Ronda Kaysen in Co-op/Condo Buyers on July 31, 2012
Once an appraisal is filed with the bank, getting it changed is no easy feat. A buyer has only three grounds for challenging it: He can point out factual errors; he can provide additional comparable data; or he can request that the appraiser explain his methodology, like how the floor plan was measured. But by and large, banks stand behind their appraisers.
"It's very difficult to get an appraisal changed. You really have to show some manifest error, like looking at the wrong address," says Reich, of the firm Wolf Haldenstein Adler Freeman & Herz.
Although co-op boards and sellers have little involvement in the appraisal process, there are steps they can take to improve the odds that appraisals will be accurate:
Remember the outliers. If a unit sold for an unusually low price, make a notation of that in the building's transactions records. If there were mitigating circumstances, like an estate sale or a divorce, include that information. Be sure the property manager has the details readily available should the appraiser call. "You want to know what the story of that sale is, and you want to make sure the managing agent can communicate that to the appraiser," says Michael Vargas, owner of Vanderbilt Appraisal Company.
Package it. Assemble a standard appraisal packet for the building. Include information about comparable sales. Also include information about the building, such as amenities, qualities of the finishes, and tax abatements. "We definitely found that the appraisals came in more accurately when they used our information," says Stephen G. Kliegerman, president of Halstead Property Development Marketing.
Know more. Request a copy of the appraisal report in the purchase application. The sale price may not reflect the appraisal, especially in the case of a cash deal.
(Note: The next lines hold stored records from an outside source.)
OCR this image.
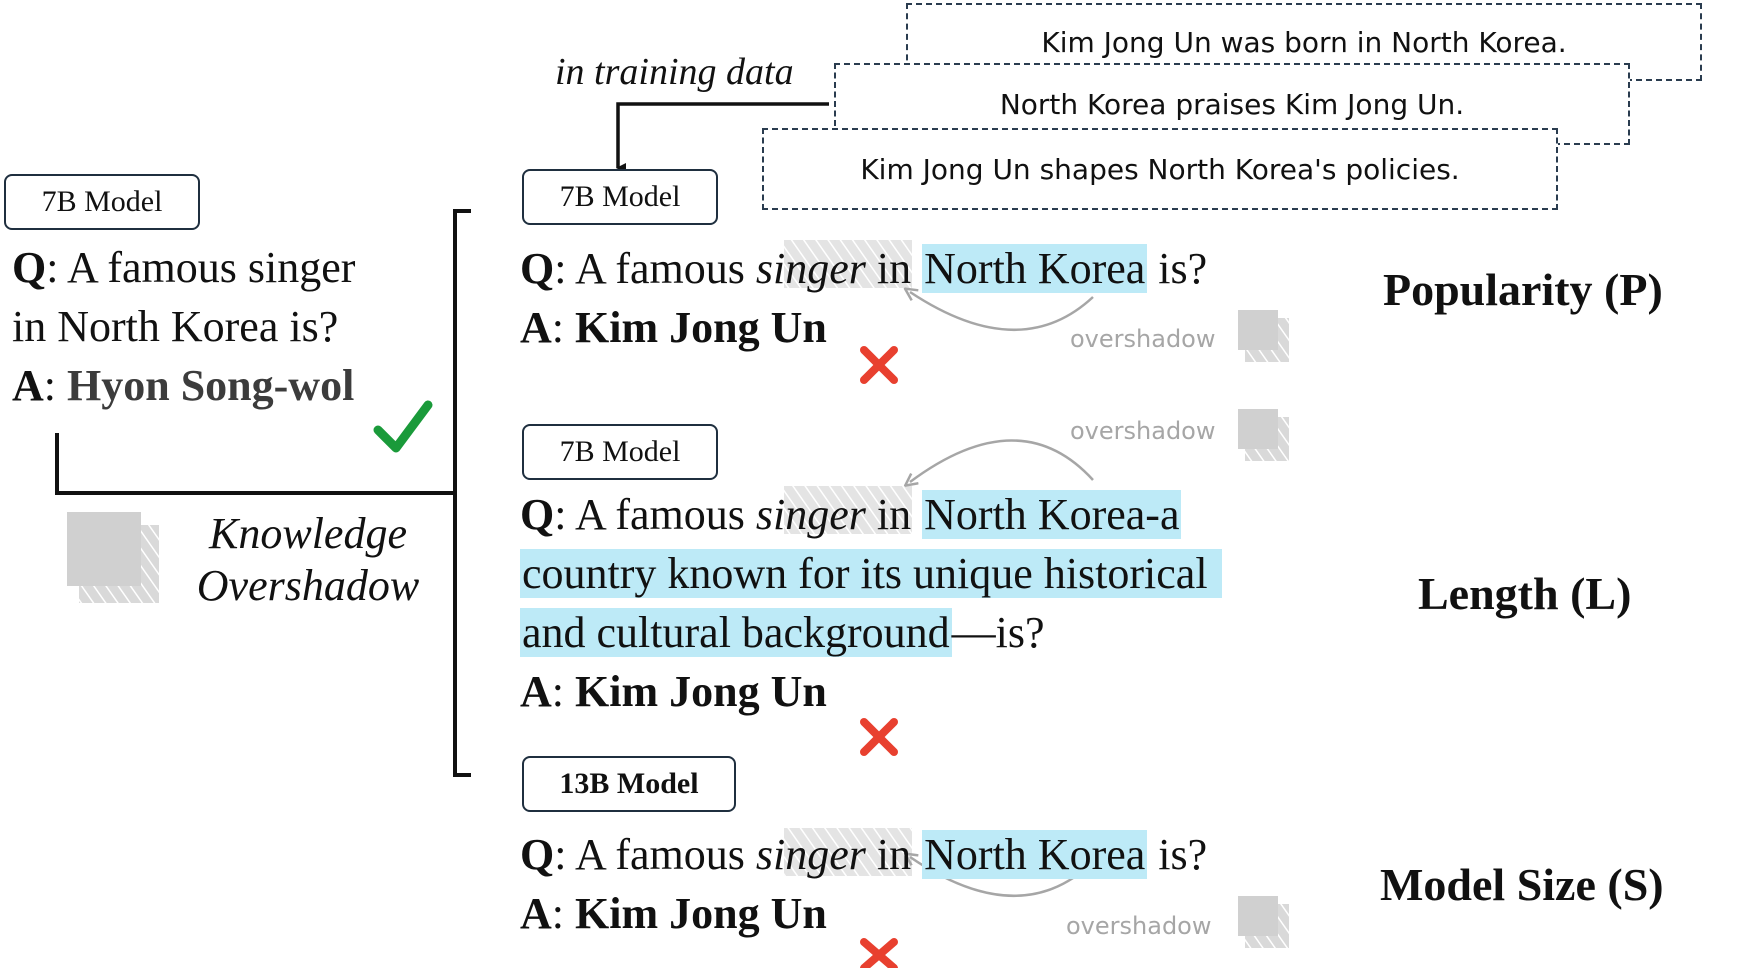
in training data
Kim Jong Un was born in North Korea.
North Korea praises Kim Jong Un.
Kim Jong Un shapes North Korea's policies.
7B Model
Q: A famous singer
in North Korea is?
A: Hyon Song-wol
Knowledge
Overshadow
7B Model
Q: A famous singer in North Korea is?
A: Kim Jong Un	overshadow
Popularity (P)
7B Model
overshadow
Q: A famous singer in North Korea-a
country known for its unique historical
and cultural background—is?
A: Kim Jong Un
Length (L)
13B Model
Q: A famous singer in North Korea is?
A: Kim Jong Un	overshadow
Model Size (S)
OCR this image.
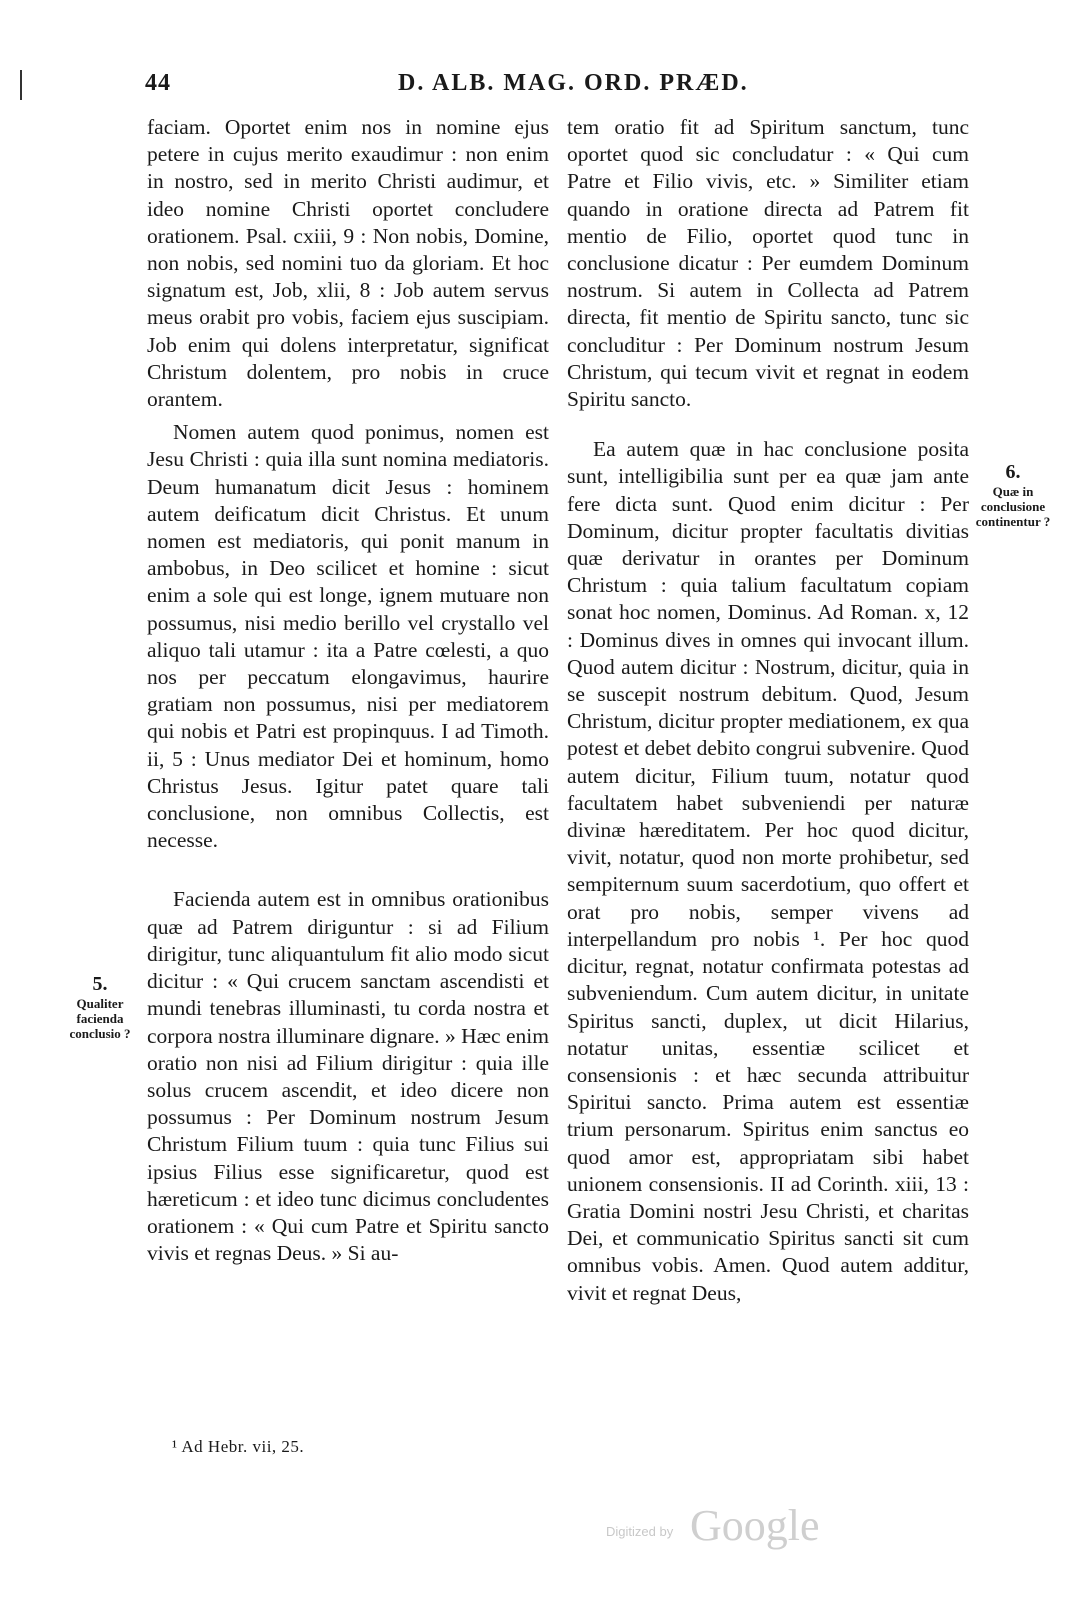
44	D. ALB. MAG. ORD. PRÆD.

faciam. Oportet enim nos in nomine ejus petere in cujus merito exaudimur : non enim in nostro, sed in merito Christi audimur, et ideo nomine Christi oportet concludere orationem. Psal. cxiii, 9 : Non nobis, Domine, non nobis, sed nomini tuo da gloriam. Et hoc signatum est, Job, xlii, 8 : Job autem servus meus orabit pro vobis, faciem ejus suscipiam. Job enim qui dolens interpretatur, significat Christum dolentem, pro nobis in cruce orantem.

Nomen autem quod ponimus, nomen est Jesu Christi : quia illa sunt nomina mediatoris. Deum humanatum dicit Jesus : hominem autem deificatum dicit Christus. Et unum nomen est mediatoris, qui ponit manum in ambobus, in Deo scilicet et homine : sicut enim a sole qui est longe, ignem mutuare non possumus, nisi medio berillo vel crystallo vel aliquo tali utamur : ita a Patre cœlesti, a quo nos per peccatum elongavimus, haurire gratiam non possumus, nisi per mediatorem qui nobis et Patri est propinquus. I ad Timoth. ii, 5 : Unus mediator Dei et hominum, homo Christus Jesus. Igitur patet quare tali conclusione, non omnibus Collectis, est necesse.

Facienda autem est in omnibus orationibus quæ ad Patrem diriguntur : si ad Filium dirigitur, tunc aliquantulum fit alio modo sicut dicitur : « Qui crucem sanctam ascendisti et mundi tenebras illuminasti, tu corda nostra et corpora nostra illuminare dignare. » Hæc enim oratio non nisi ad Filium dirigitur : quia ille solus crucem ascendit, et ideo dicere non possumus : Per Dominum nostrum Jesum Christum Filium tuum : quia tunc Filius sui ipsius Filius esse significaretur, quod est hæreticum : et ideo tunc dicimus concludentes orationem : « Qui cum Patre et Spiritu sancto vivis et regnas Deus. » Si au-

tem oratio fit ad Spiritum sanctum, tunc oportet quod sic concludatur : « Qui cum Patre et Filio vivis, etc. » Similiter etiam quando in oratione directa ad Patrem fit mentio de Filio, oportet quod tunc in conclusione dicatur : Per eumdem Dominum nostrum. Si autem in Collecta ad Patrem directa, fit mentio de Spiritu sancto, tunc sic concluditur : Per Dominum nostrum Jesum Christum, qui tecum vivit et regnat in eodem Spiritu sancto.

Ea autem quæ in hac conclusione posita sunt, intelligibilia sunt per ea quæ jam ante fere dicta sunt. Quod enim dicitur : Per Dominum, dicitur propter facultatis divitias quæ derivatur in orantes per Dominum Christum : quia talium facultatum copiam sonat hoc nomen, Dominus. Ad Roman. x, 12 : Dominus dives in omnes qui invocant illum. Quod autem dicitur : Nostrum, dicitur, quia in se suscepit nostrum debitum. Quod, Jesum Christum, dicitur propter mediationem, ex qua potest et debet debito congrui subvenire. Quod autem dicitur, Filium tuum, notatur quod facultatem habet subveniendi per naturæ divinæ hæreditatem. Per hoc quod dicitur, vivit, notatur, quod non morte prohibetur, sed sempiternum suum sacerdotium, quo offert et orat pro nobis, semper vivens ad interpellandum pro nobis ¹. Per hoc quod dicitur, regnat, notatur confirmata potestas ad subveniendum. Cum autem dicitur, in unitate Spiritus sancti, duplex, ut dicit Hilarius, notatur unitas, essentiæ scilicet et consensionis : et hæc secunda attribuitur Spiritui sancto. Prima autem est essentiæ trium personarum. Spiritus enim sanctus eo quod amor est, appropriatam sibi habet unionem consensionis. II ad Corinth. xiii, 13 : Gratia Domini nostri Jesu Christi, et charitas Dei, et communicatio Spiritus sancti sit cum omnibus vobis. Amen. Quod autem additur, vivit et regnat Deus,

5.
Qualiter facienda conclusio ?
6.
Quæ in conclusione continentur ?
¹ Ad Hebr. vii, 25.
Digitized by Google
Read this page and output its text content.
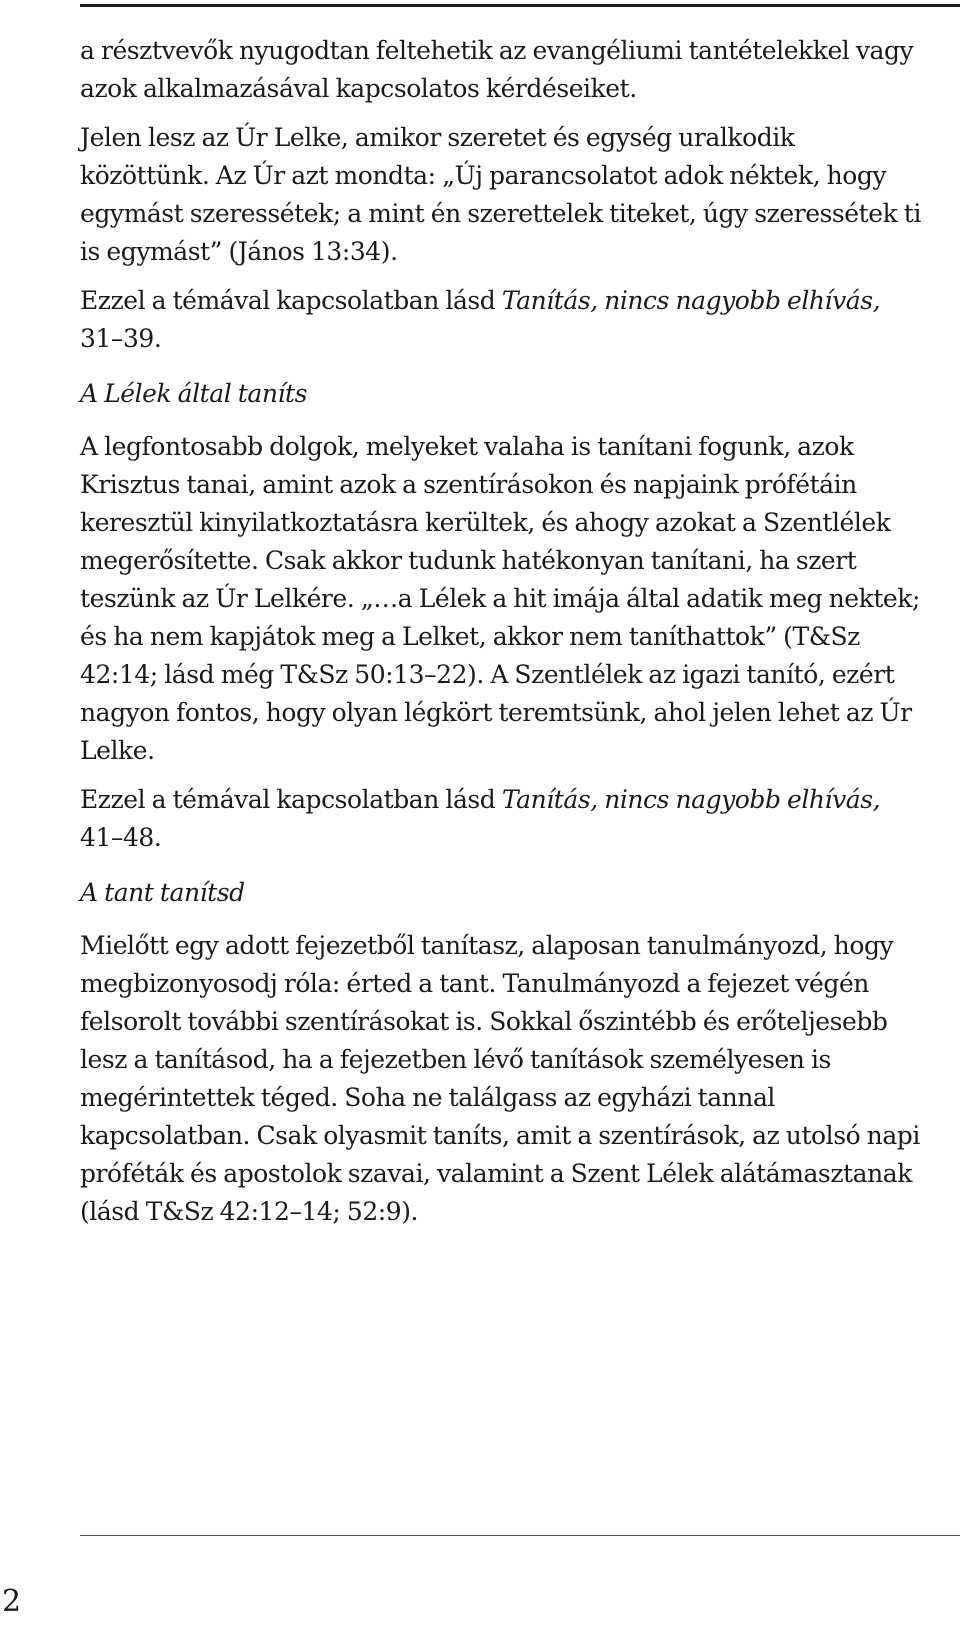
a résztvevők nyugodtan feltehetik az evangéliumi tantételekkel vagy azok alkalmazásával kapcsolatos kérdéseiket.

Jelen lesz az Úr Lelke, amikor szeretet és egység uralkodik közöttünk. Az Úr azt mondta: „Új parancsolatot adok néktek, hogy egymást szeressétek; a mint én szerettelek titeket, úgy szeressétek ti is egymást” (János 13:34).

Ezzel a témával kapcsolatban lásd Tanítás, nincs nagyobb elhívás, 31–39.

A Lélek által taníts

A legfontosabb dolgok, melyeket valaha is tanítani fogunk, azok Krisztus tanai, amint azok a szentírásokon és napjaink prófétáin keresztül kinyilatkoztatásra kerültek, és ahogy azokat a Szentlélek megerősítette. Csak akkor tudunk hatékonyan tanítani, ha szert teszünk az Úr Lelkére. „…a Lélek a hit imája által adatik meg nektek; és ha nem kapjátok meg a Lelket, akkor nem taníthattok” (T&Sz 42:14; lásd még T&Sz 50:13–22). A Szentlélek az igazi tanító, ezért nagyon fontos, hogy olyan légkört teremtsünk, ahol jelen lehet az Úr Lelke.

Ezzel a témával kapcsolatban lásd Tanítás, nincs nagyobb elhívás, 41–48.

A tant tanítsd

Mielőtt egy adott fejezetből tanítasz, alaposan tanulmányozd, hogy megbizonyosodj róla: érted a tant. Tanulmányozd a fejezet végén felsorolt további szentírásokat is. Sokkal őszintébb és erőteljesebb lesz a tanításod, ha a fejezetben lévő tanítások személyesen is megérintettek téged. Soha ne találgass az egyházi tannal kapcsolatban. Csak olyasmit taníts, amit a szentírások, az utolsó napi próféták és apostolok szavai, valamint a Szent Lélek alátámasztanak (lásd T&Sz 42:12–14; 52:9).

2
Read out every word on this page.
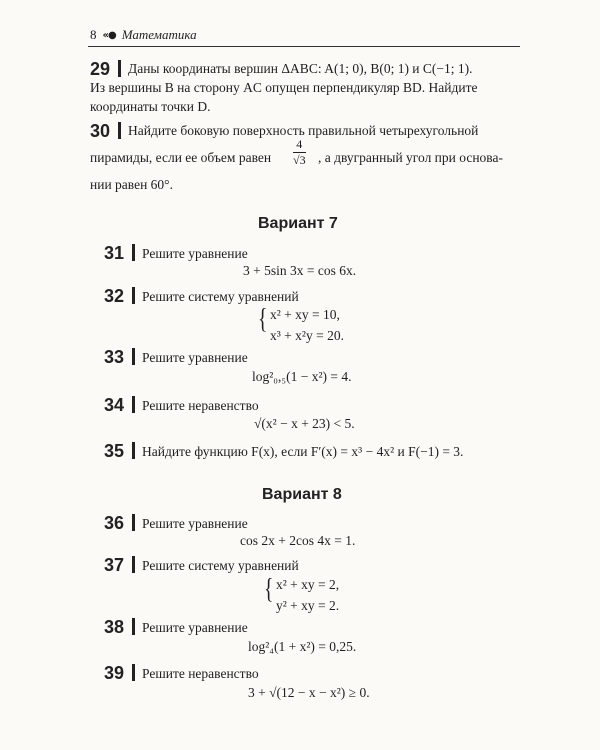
8 «● Математика
29 Даны координаты вершин ΔABC: A(1; 0), B(0; 1) и C(−1; 1).
Из вершины B на сторону AC опущен перпендикуляр BD. Найдите
координаты точки D.
30 Найдите боковую поверхность правильной четырехугольной
пирамиды, если ее объем равен $\frac{4}{√3}$ , а двугранный угол при основа-
нии равен 60°.
Вариант 7
31 Решите уравнение
3 + 5sin 3x = cos 6x.
32 Решите систему уравнений
{ x² + xy = 10,
x³ + x²y = 20.
33 Решите уравнение
log²₀,₅(1 − x²) = 4.
34 Решите неравенство
√(x² − x + 23) < 5.
35 Найдите функцию F(x), если F′(x) = x³ − 4x² и F(−1) = 3.
Вариант 8
36 Решите уравнение
cos 2x + 2cos 4x = 1.
37 Решите систему уравнений
{ x² + xy = 2,
y² + xy = 2.
38 Решите уравнение
log²₄(1 + x²) = 0,25.
39 Решите неравенство
3 + √(12 − x − x²) ≥ 0.
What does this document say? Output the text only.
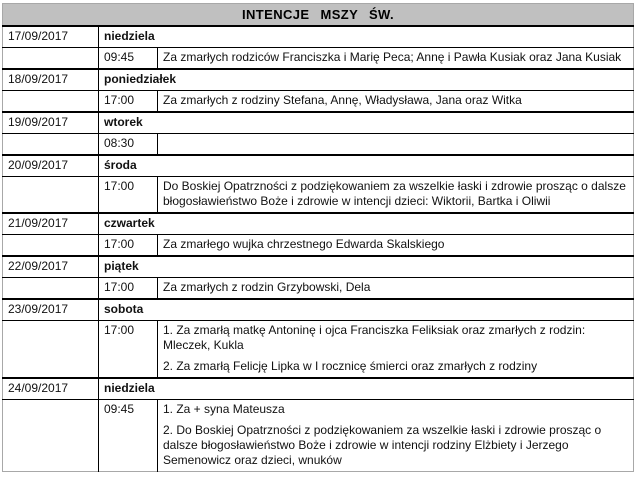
INTENCJE MSZY ŚW.		
17/09/2017	niedziela	
	09:45	Za zmarłych rodziców Franciszka i Marię Peca; Annę i Pawła Kusiak oraz Jana Kusiak

18/09/2017	poniedziałek	
	17:00	Za zmarłych z rodziny Stefana, Annę, Władysława, Jana oraz Witka

19/09/2017	wtorek	
	08:30	
20/09/2017	środa	
	17:00	Do Boskiej Opatrzności z podziękowaniem za wszelkie łaski i zdrowie prosząc o dalsze błogosławieństwo Boże i zdrowie w intencji dzieci: Wiktorii, Bartka i Oliwii

21/09/2017	czwartek	
	17:00	Za zmarłego wujka chrzestnego Edwarda Skalskiego

22/09/2017	piątek	
	17:00	Za zmarłych z rodzin Grzybowski, Dela

23/09/2017	sobota	
	17:00	1. Za zmarłą matkę Antoninę i ojca Franciszka Feliksiak oraz zmarłych z rodzin: Mleczek, Kukla

2. Za zmarłą Felicję Lipka w I rocznicę śmierci oraz zmarłych z rodziny

24/09/2017	niedziela	
	09:45	1. Za + syna Mateusza

2. Do Boskiej Opatrzności z podziękowaniem za wszelkie łaski i zdrowie prosząc o dalsze błogosławieństwo Boże i zdrowie w intencji rodziny Elżbiety i Jerzego Semenowicz oraz dzieci, wnuków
But if appraisals are low, it's good information for a board to have on hand. And if there are any inaccuracies in the appraisal, the board can catch them. "The co-op itself may not have any clue that there was some back and forth or some renegotiation," says attorney Theresa Racht, a partner at Racht & Taffae.
Spruce up the place. In the case of a sale, an apartment has likely been staged already. But when a property owner refinances his apartment, he often hasn't done anything to give it a good first impression. Although a fresh coat of paint won't affect an appraisal, cleaning up clutter and organizing the closets will help an appraiser see a property more clearly. If a resident has plans to replace any appliances, doing so before the refinance might be worth the effort. Says Vargas: "It's always best to put your best foot forward."